BOLINGBROKE.--Que mon innocence et saint Georges me donnent la victoire!
(Il se rassied à sa place.)
NORFOLK.--Quelque chance qu'amènent pour moi le ciel ou la fortune, ici vivra ou mourra, fidèle au trône du roi Richard, un juste, loyal et intègre gentilhomme. Jamais captif n'a secoué d'un coeur plus libre les chaînes de son esclavage, ni embrassé avec plus de joie le trésor d'une liberté sans contrainte, que mon âme bondissante n'en ressent en célébrant cette fête de bataille avec mon adversaire.--Puissant souverain, et vous pairs, mes compagnons recevez de ma bouche un souhait d'heureuses années. Aussi calme, aussi joyeux qu'à une mascarade, je vais au combat: la loyauté a un coeur paisible.
RICHARD.--Adieu, milord.
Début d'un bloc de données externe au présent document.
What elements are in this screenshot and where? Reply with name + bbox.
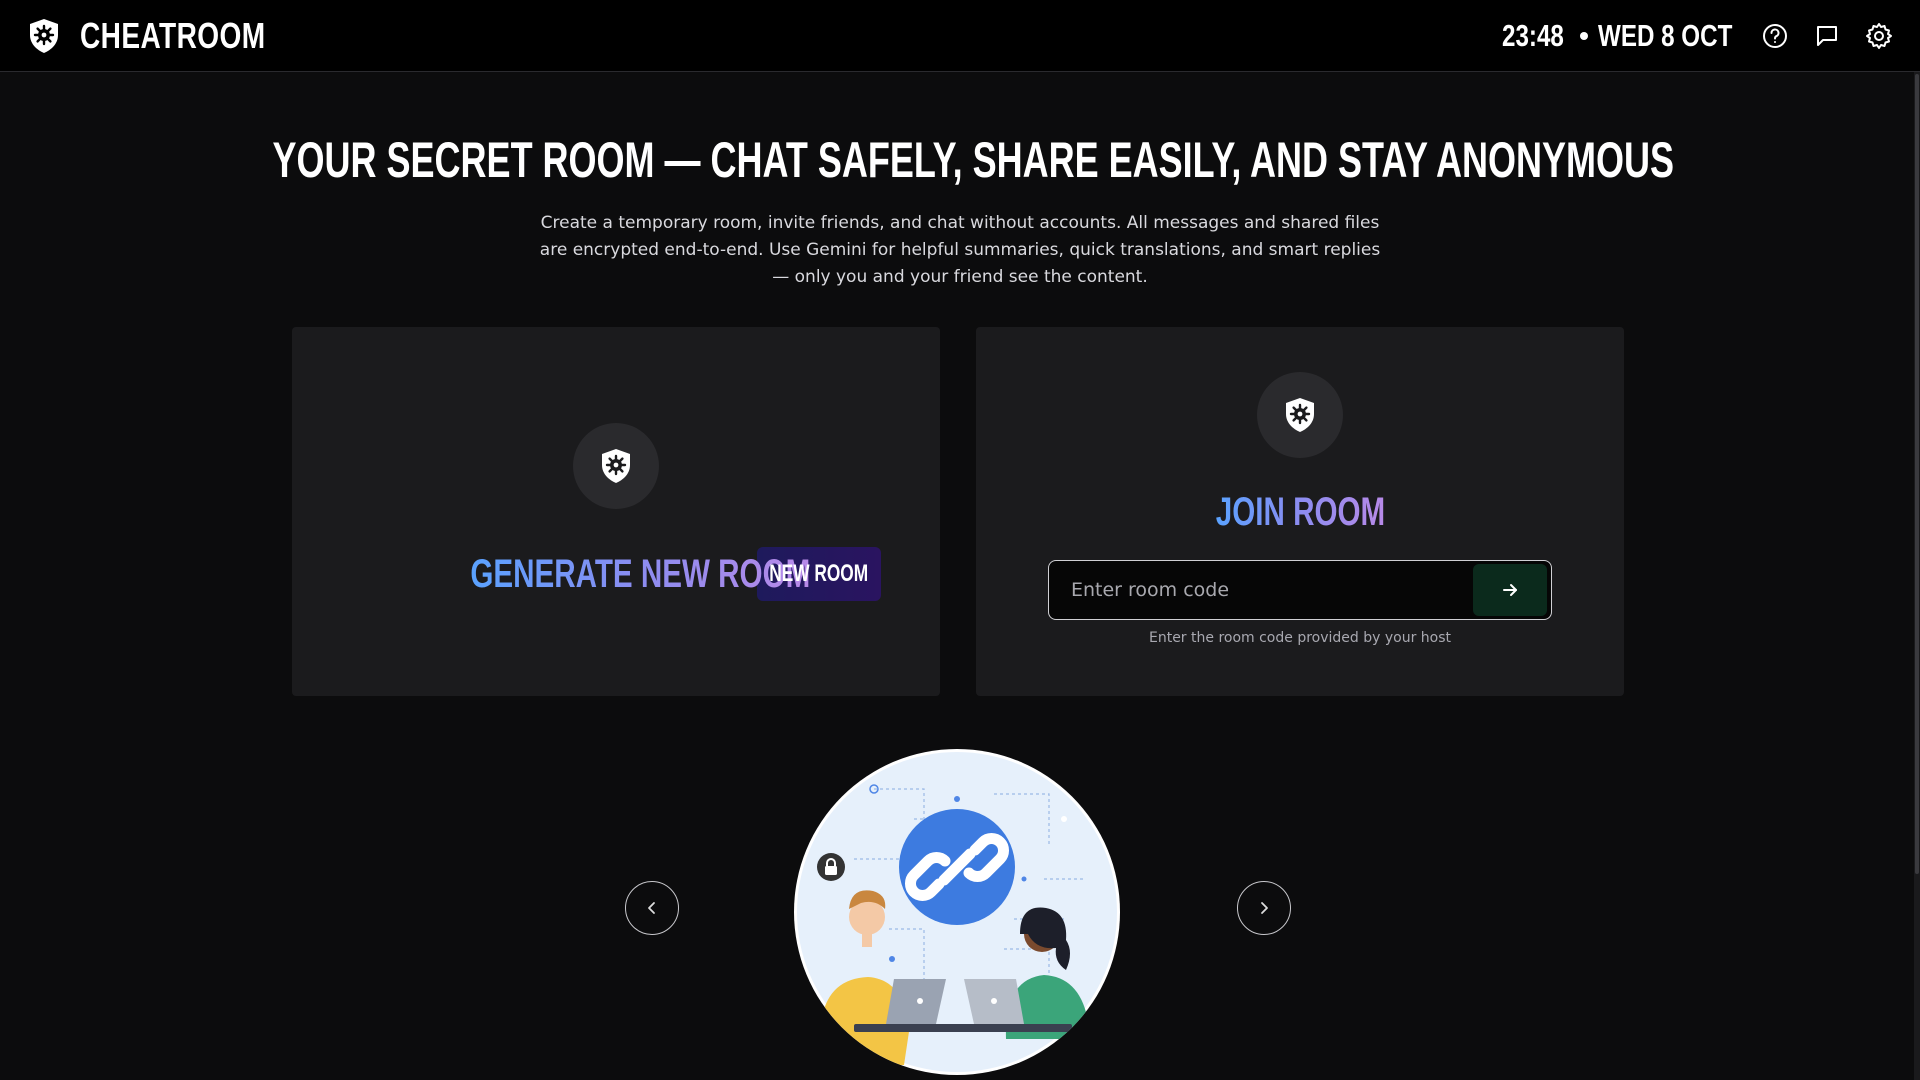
chat-button[interactable] (1810, 19, 1844, 53)
generate-room-badge (573, 423, 659, 509)
carousel-illustration (794, 749, 1120, 1075)
generate-room-title: GENERATE NEW ROOM (470, 551, 811, 596)
join-room-form (1048, 560, 1552, 620)
join-room-title: JOIN ROOM (1215, 490, 1385, 534)
scrollbar-thumb[interactable] (1915, 74, 1919, 874)
clock-date: WED 8 OCT (1597, 17, 1733, 53)
join-room-hint: Enter the room code provided by your hos… (1148, 630, 1452, 646)
room-code-input[interactable] (1049, 561, 1473, 619)
clock-time: 23:48 (1502, 17, 1565, 53)
join-room-badge (1257, 372, 1343, 458)
arrow-right-icon (1503, 584, 1517, 596)
chevron-left-icon (648, 902, 655, 914)
gear-icon (1866, 22, 1892, 49)
chat-bubble-icon (1817, 25, 1837, 46)
brand[interactable]: CHEATROOM (24, 15, 318, 57)
settings-button[interactable] (1862, 19, 1896, 53)
carousel-next-button[interactable] (1237, 881, 1291, 935)
join-room-submit-button[interactable] (1473, 564, 1547, 616)
carousel-prev-button[interactable] (625, 881, 679, 935)
clock-separator (1579, 31, 1588, 40)
shield-logo-icon (24, 16, 64, 56)
generate-room-card: GENERATE NEW ROOM NEW ROOM (292, 327, 940, 696)
join-room-card: JOIN ROOM Enter the room code provided b… (976, 327, 1624, 696)
shield-icon (1286, 398, 1314, 432)
new-room-button-label: NEW ROOM (769, 560, 869, 587)
help-circle-icon (1763, 23, 1787, 48)
page-subtitle: Create a temporary room, invite friends,… (539, 213, 1381, 287)
page-title: YOUR SECRET ROOM — CHAT SAFELY, SHARE EA… (272, 132, 1675, 188)
chevron-right-icon (1261, 902, 1268, 914)
app-name: CHEATROOM (80, 14, 266, 56)
help-button[interactable] (1758, 19, 1792, 53)
shared-link-illustration (797, 752, 1117, 1072)
clock: 23:48 WED 8 OCT (1502, 18, 1740, 54)
shield-icon (602, 449, 630, 483)
top-bar: CHEATROOM 23:48 WED 8 OCT (0, 0, 1920, 72)
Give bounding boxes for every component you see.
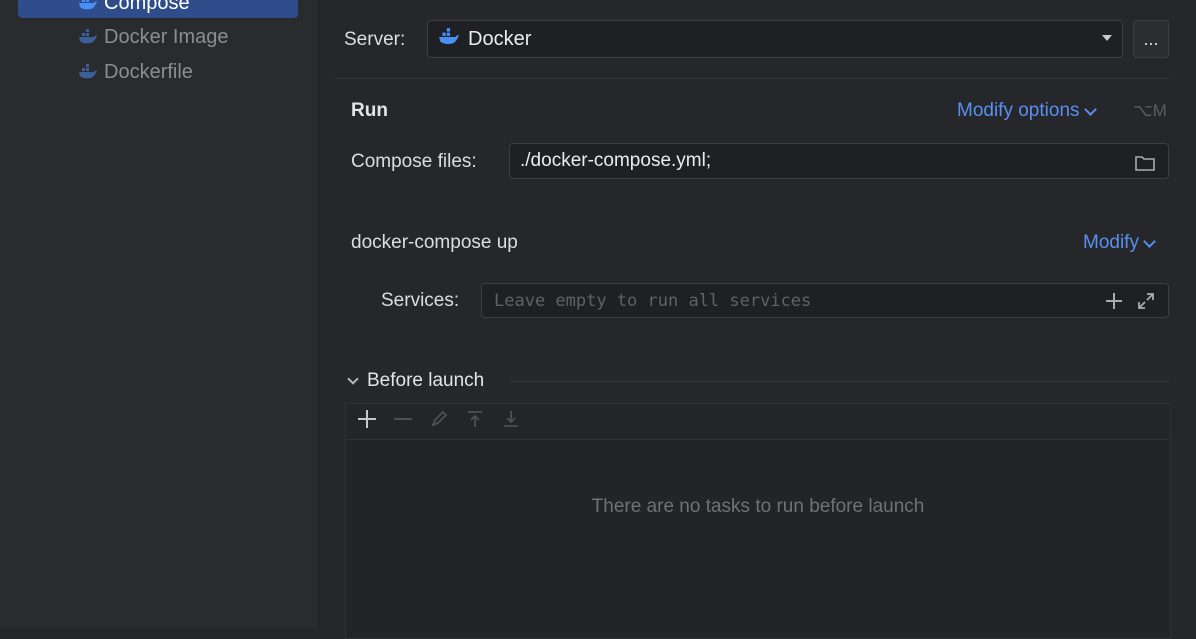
move-down-icon[interactable] [500, 408, 522, 435]
before-launch-toolbar [345, 403, 1171, 439]
add-task-icon[interactable] [356, 408, 378, 435]
modify-link[interactable]: Modify [1083, 232, 1156, 254]
chevron-down-icon [1083, 102, 1097, 116]
remove-task-icon[interactable] [392, 408, 414, 435]
move-up-icon[interactable] [464, 408, 486, 435]
sidebar-item-label: Dockerfile [104, 60, 193, 83]
services-input[interactable] [492, 289, 1056, 312]
empty-tasks-text: There are no tasks to run before launch [591, 496, 925, 517]
sidebar-item-compose[interactable]: Compose [18, 0, 298, 18]
compose-files-label: Compose files: [351, 151, 477, 172]
before-launch-task-list: There are no tasks to run before launch [345, 439, 1171, 639]
server-label: Server: [344, 29, 406, 50]
services-field[interactable] [481, 283, 1169, 318]
sidebar-item-label: Compose [104, 0, 190, 14]
services-label: Services: [381, 290, 460, 311]
modify-label: Modify [1083, 232, 1139, 253]
compose-files-value: ./docker-compose.yml; [520, 150, 712, 171]
run-configuration-panel: Server: Docker ... Run Modify options ⌥M… [319, 0, 1196, 639]
server-value: Docker [468, 27, 532, 50]
compose-up-title: docker-compose up [351, 232, 518, 253]
modify-options-label: Modify options [957, 100, 1080, 121]
sidebar-item-dockerfile[interactable]: Dockerfile [78, 58, 193, 86]
divider [509, 381, 1169, 382]
before-launch-title: Before launch [367, 370, 485, 391]
run-section-title: Run [351, 100, 388, 121]
divider [335, 78, 1169, 79]
plus-icon[interactable] [1104, 291, 1124, 316]
docker-whale-icon [78, 29, 98, 45]
docker-whale-icon [78, 64, 98, 80]
expand-icon[interactable] [1136, 291, 1156, 316]
sidebar-item-docker-image[interactable]: Docker Image [78, 23, 229, 51]
edit-task-icon[interactable] [428, 408, 450, 435]
dropdown-arrow-icon [1102, 35, 1112, 41]
folder-icon[interactable] [1134, 154, 1156, 177]
chevron-down-icon [1143, 234, 1156, 248]
shortcut-hint: ⌥M [1133, 101, 1167, 120]
docker-whale-icon [78, 0, 98, 11]
server-dropdown[interactable]: Docker [427, 20, 1123, 58]
compose-files-field[interactable]: ./docker-compose.yml; [509, 143, 1169, 179]
sidebar: Compose Docker Image Dockerfile [0, 0, 319, 628]
before-launch-header[interactable]: Before launch [347, 370, 485, 392]
modify-options-link[interactable]: Modify options [957, 100, 1097, 122]
docker-whale-icon [438, 27, 460, 51]
server-more-button[interactable]: ... [1133, 20, 1169, 58]
sidebar-item-label: Docker Image [104, 25, 229, 48]
chevron-down-icon [347, 373, 359, 385]
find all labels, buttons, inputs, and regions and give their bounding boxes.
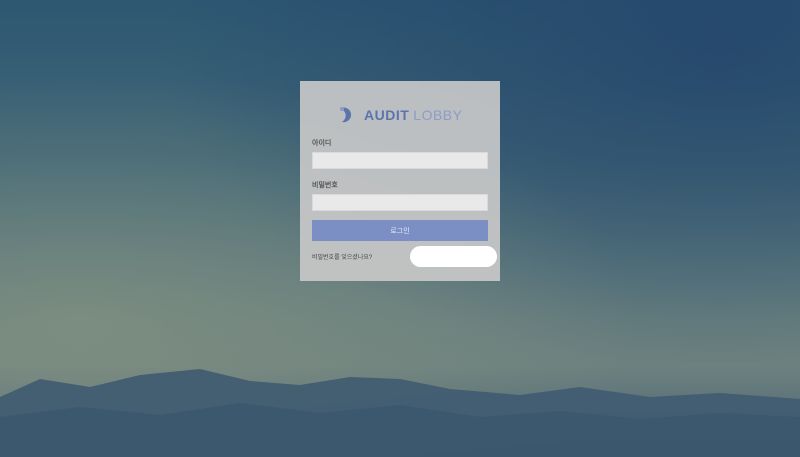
password-input[interactable] [312,194,488,211]
audit-lobby-logo-icon [340,107,352,123]
forgot-password-link[interactable]: 비밀번호를 잊으셨나요? [312,252,372,261]
brand-name: AUDIT LOBBY [364,107,462,123]
password-label: 비밀번호 [312,182,338,189]
redacted-pill [410,246,497,267]
login-button[interactable]: 로그인 [312,220,488,241]
brand-name-strong: AUDIT [364,107,410,123]
username-label: 아이디 [312,140,332,147]
username-input[interactable] [312,152,488,169]
brand-name-light: LOBBY [413,107,463,123]
brand-logo-lockup: AUDIT LOBBY [336,103,462,127]
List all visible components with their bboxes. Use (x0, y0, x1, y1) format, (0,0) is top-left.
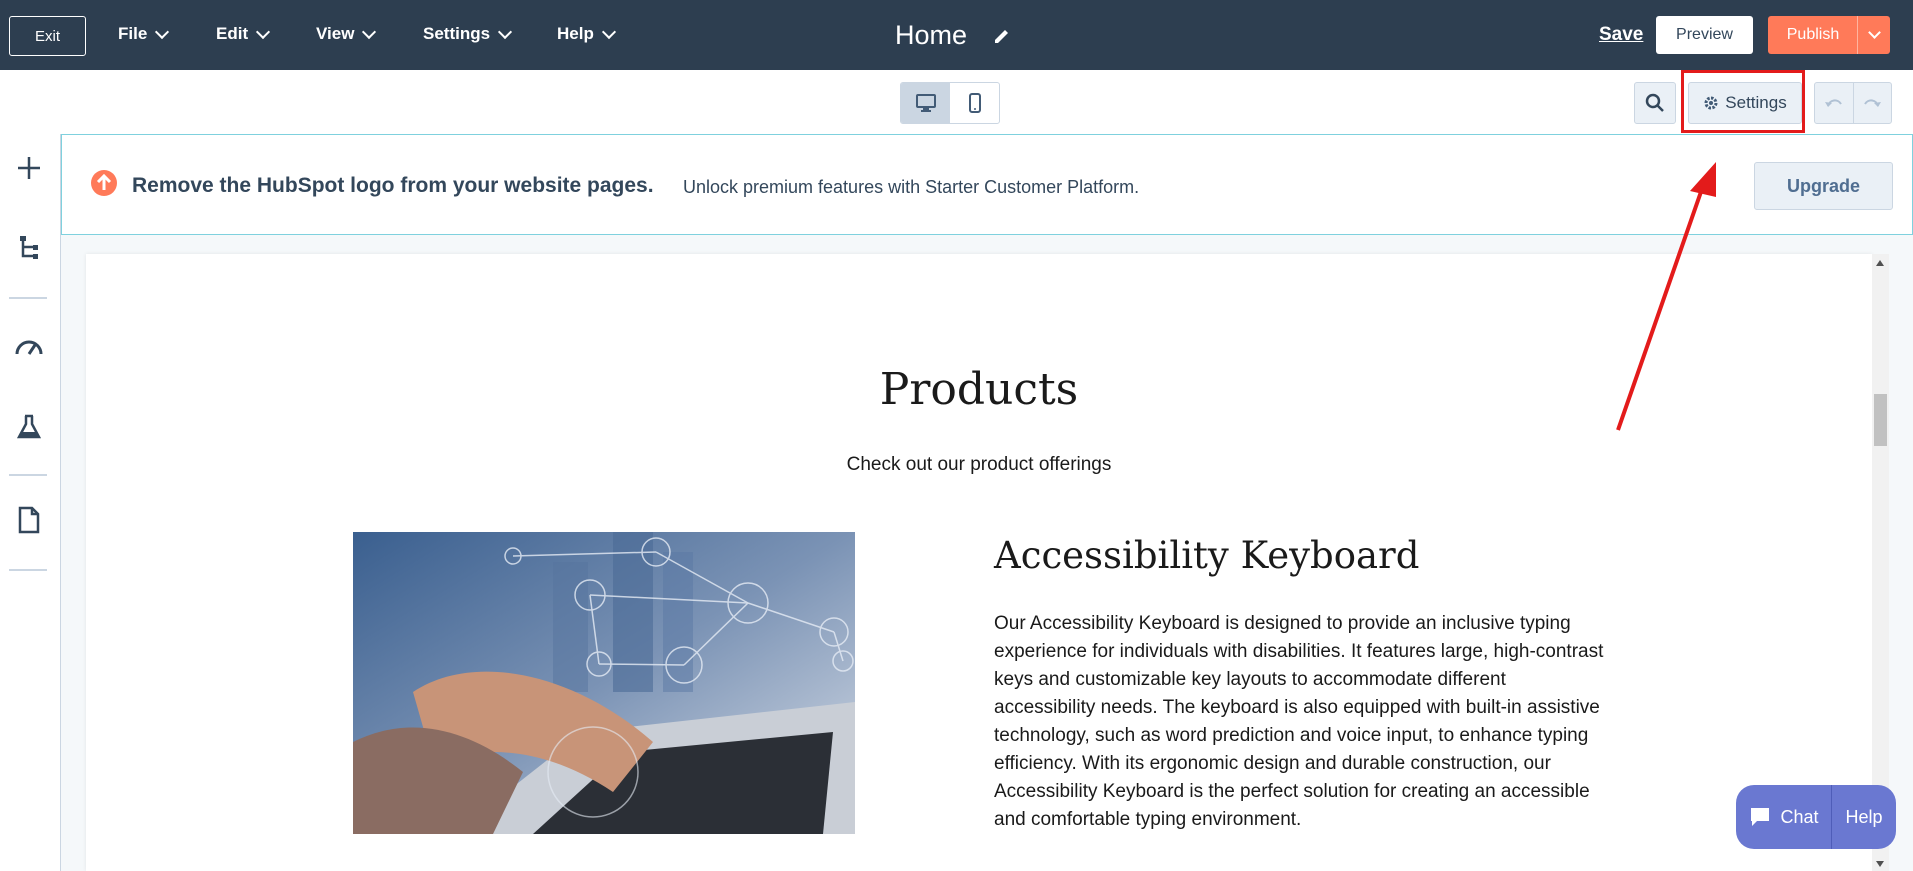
chat-label: Chat (1780, 806, 1819, 827)
upgrade-banner: Remove the HubSpot logo from your websit… (61, 134, 1913, 235)
mobile-icon (968, 93, 981, 113)
annotation-highlight-box (1681, 70, 1805, 133)
left-sidebar (0, 134, 61, 871)
redo-icon (1864, 99, 1882, 107)
pencil-icon[interactable] (993, 27, 1011, 50)
gauge-icon (15, 340, 43, 355)
pages-button[interactable] (12, 503, 46, 537)
chevron-down-icon (155, 24, 170, 39)
help-button[interactable]: Help (1832, 785, 1896, 849)
publish-options-button[interactable] (1857, 16, 1890, 54)
test-button[interactable] (12, 410, 46, 444)
chevron-down-icon (256, 24, 271, 39)
undo-button[interactable] (1815, 83, 1854, 123)
sidebar-divider (9, 569, 47, 571)
product-description[interactable]: Our Accessibility Keyboard is designed t… (994, 610, 1604, 834)
menu-help[interactable]: Help (557, 24, 616, 44)
publish-button[interactable]: Publish (1768, 16, 1890, 54)
device-toggle (900, 82, 1000, 124)
undo-redo-group (1814, 82, 1892, 124)
menu-edit[interactable]: Edit (216, 24, 271, 44)
section-heading[interactable]: Products (86, 364, 1872, 415)
section-subheading[interactable]: Check out our product offerings (86, 454, 1872, 476)
publish-label: Publish (1786, 26, 1840, 43)
page-title[interactable]: Home (895, 20, 967, 51)
desktop-icon (915, 94, 936, 112)
chevron-down-icon (362, 24, 377, 39)
menu-help-label: Help (557, 24, 594, 43)
menu-settings-label: Settings (423, 24, 491, 43)
menu-file-label: File (118, 24, 148, 43)
search-icon (1645, 93, 1664, 112)
sidebar-divider (9, 297, 47, 299)
arrow-up-circle-icon (90, 169, 118, 202)
canvas-scrollbar[interactable] (1872, 254, 1889, 871)
menu-view-label: View (316, 24, 355, 43)
redo-button[interactable] (1854, 83, 1892, 123)
undo-icon (1824, 99, 1842, 107)
search-button[interactable] (1634, 82, 1676, 124)
page-canvas[interactable]: Products Check out our product offerings (86, 254, 1872, 871)
scroll-thumb[interactable] (1874, 394, 1887, 446)
save-button[interactable]: Save (1599, 24, 1643, 46)
add-module-button[interactable] (12, 151, 46, 185)
upgrade-button[interactable]: Upgrade (1754, 162, 1893, 210)
document-icon (18, 506, 40, 534)
menu-edit-label: Edit (216, 24, 249, 43)
optimize-button[interactable] (12, 330, 46, 364)
help-label: Help (1845, 806, 1883, 827)
scroll-down-arrow[interactable] (1876, 861, 1884, 867)
chevron-down-icon (497, 24, 513, 39)
menu-view[interactable]: View (316, 24, 377, 44)
scroll-up-arrow[interactable] (1876, 260, 1884, 266)
banner-title: Remove the HubSpot logo from your websit… (132, 174, 654, 197)
layers-button[interactable] (12, 231, 46, 265)
chat-button[interactable]: Chat (1736, 785, 1832, 849)
chevron-down-icon (1867, 26, 1881, 39)
editor-toolbar: Settings (0, 70, 1913, 135)
flask-icon (17, 414, 41, 439)
sidebar-divider (9, 474, 47, 476)
banner-description: Unlock premium features with Starter Cus… (683, 177, 1140, 197)
desktop-view-button[interactable] (901, 83, 950, 123)
chevron-down-icon (601, 24, 616, 39)
tree-icon (20, 236, 38, 259)
top-bar: Exit File Edit View Settings Help Home S… (0, 0, 1913, 70)
preview-button[interactable]: Preview (1656, 16, 1753, 54)
menu-settings[interactable]: Settings (423, 24, 513, 44)
exit-button[interactable]: Exit (9, 16, 86, 56)
product-image[interactable] (353, 532, 855, 834)
menu-file[interactable]: File (118, 24, 170, 44)
product-title[interactable]: Accessibility Keyboard (994, 534, 1419, 577)
plus-icon (18, 157, 40, 179)
chat-widget: Chat Help (1736, 785, 1896, 849)
chat-bubble-icon (1751, 808, 1770, 826)
mobile-view-button[interactable] (950, 83, 999, 123)
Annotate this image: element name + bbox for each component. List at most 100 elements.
Je vois avec la valeur la vertu tranquillement assise dans tes yeux.--Maréchal, ordonnez le combat, et que l'on commence.
(Richard et les lords retournent à leurs siéges.)
LE MARÉCHAL.--Henri d'Hereford, Lancastre et Derby, reçois ta lance; et Dieu défende le droit!
BOLINGBROKE.--Ferme dans mon espérance comme une tour, je dis: Amen.
LE MARÉCHAL, à un officier.--Allez, portez cette lance à Thomas, duc de Norfolk.
PREMIER HÉRAUT.--Henri d'Hereford, Lancastre et Derby, est ici pour Dieu, pour son souverain et pour lui-même, à cette fin de prouver, sous peine d'être déclaré faux et lâche, que le duc de Norfolk, Thomas Mowbray, est un traître à Dieu, à son roi et à lui-même; et il le défie au combat.
SECOND HÉRAUT.--Ici est Thomas Mowbray, duc de Norfolk, ensemble pour se défendre et pour prouver, sous peine d'être déclaré faux et lâche, qu'Henri d'Hereford, Lancastre et Derby, est déloyal envers Dieu, son souverain et lui: plein de courage et d'un franc désir, il n'attend que le signal pour commencer.